DANVILLE, Ill. (WCIA) — One special police unit will be making a return to Danville soon.
Danville Police Chief Christopher Yates said they will be re-manning and re-tooling their problem-oriented-policing (POP) unit. According to Yates, it hasn’t been on the streets for five or six years.
“It runs under the same principles, but at the same time, we’re sort of evolving it with the current challenges and issues that we have and how we want to address those,” he said.
He also said he wants the POP unit to focus on quality-of-life issues, such as problems of violence in certain areas and how they can mitigate those challenges.
“It’s going to be a very fluid unit,” he said, “where it’s not going to get too buried into certain investigations, but at the same time be able to bounce back and forth, deliver a solution to one and go to the next.
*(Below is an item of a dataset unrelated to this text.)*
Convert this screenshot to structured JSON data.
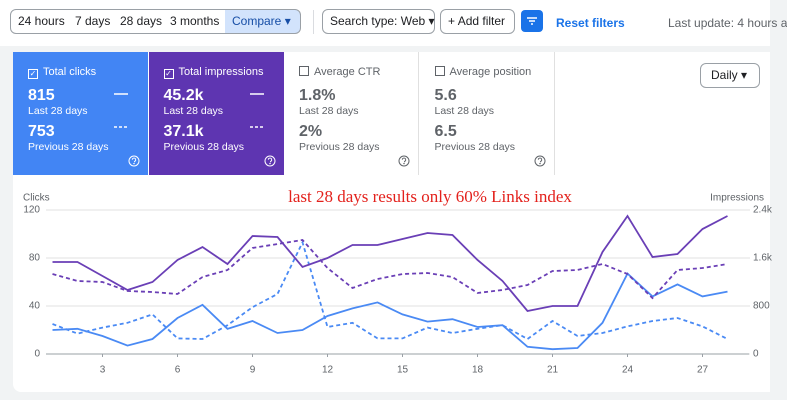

Anything that requires more resources long-term will involve our investigations units, as well as other agencies that we have good working relations with.”
The Danville Police Department (DPD) will also be adding a community-housing unit (CHU). Yates said it’s going to work “hand-in-hand” with private and public management agencies, such as the Danville Housing Authority.
“It’s not just the Housing Authority that they’re going to deal with,” he said. “They’ll also help out with whether or not there’s a privately-owned apartment complex where they see enough problems, whether they’re nuisance problems or more serious criminal matters.”
Yates said the unit will establish relationships with both the community that lives in that neighborhood and their housing management agencies to determine what those problems are.
“First, of all, whether or not there’s any mitigation that’s required involving law enforcement, and if it does, then they’ll work hand-in-hand with the community that lives within that neighborhood to figure out a solution and then they’ll execute that,” he said.
The POP unit will start out with four officers, according to the police chief. With the CHU, that unit will start out with two officers. Yates said they hope to build on that, but they don’t want to put a lot of manpower and resources in those units.
“I remember when I was in the COPS unit back in the late 90s, early 2000s. We only had two people in that unit. We had three people in the unit sometimes, and we’d go back down to two. We were able to get a lot done because we pretty much pinpointed our different concerns that we had to deal with. We went through them very fluid-like.
“The COPS unit, actually somewhat involved into like the POP units. They’re all very similar, one’s community-oriented-policing, and one’s problem-oriented-policing. It all comes down to the community, and problems, and how we’re going to solve them together.”
He said both the POP and CHU will be doing a lot of similar things, but the CHU will be doing work on more of a micro-level, focusing on certain areas rather than overall community issues.
Yates also said they’ve run a lot of units like POP on a short-term basis to deal with certain problems at certain times.
“This is going to be around the clock,” he said. “How we’re setting it up is there will be at least two, and often six, of our special-unit officers working all at one time. Their schedules will be rotating to where they can have the most effective coverage.
“I think we’re going to have very good feedback from the community. We’ve already a lot of good feedback with the community, we’ve had different people say ‘hey, this is working.’ Also, we want to know when it’s not working.”
Yates said sometimes they’ve had more beneficial conversations with the community especially when they’ve had the same guys out on the street.
“They can get to know them on a personal level,” he said. “Not just a professional level, but a personal level where ‘hey this guy or gal is alright to talk to.’ We build up that public trust.”
Yates said he wants the public to take advantage of their relationship with the police.
“They have a problem, they have a concern, they understand that they know they can bring that problem to us and we’ll start working on it,” he said. “It’s not one of these things where they call in and we write down on a piece of paper and say ‘yeah, we’ll get to it when we can.’
“It’s not like that. It’s something that we can actually have a proactive, ongoing conversation and relationship with the people that live within our community. We’re not breaking contact. We’re always going to be there as far as understanding what they’re doing and what they need. I think that’s a good start.”
According to Yates, the two units will begin their work May 18.
“We’re looking forward to it. People are definitely going to see a change in presence.”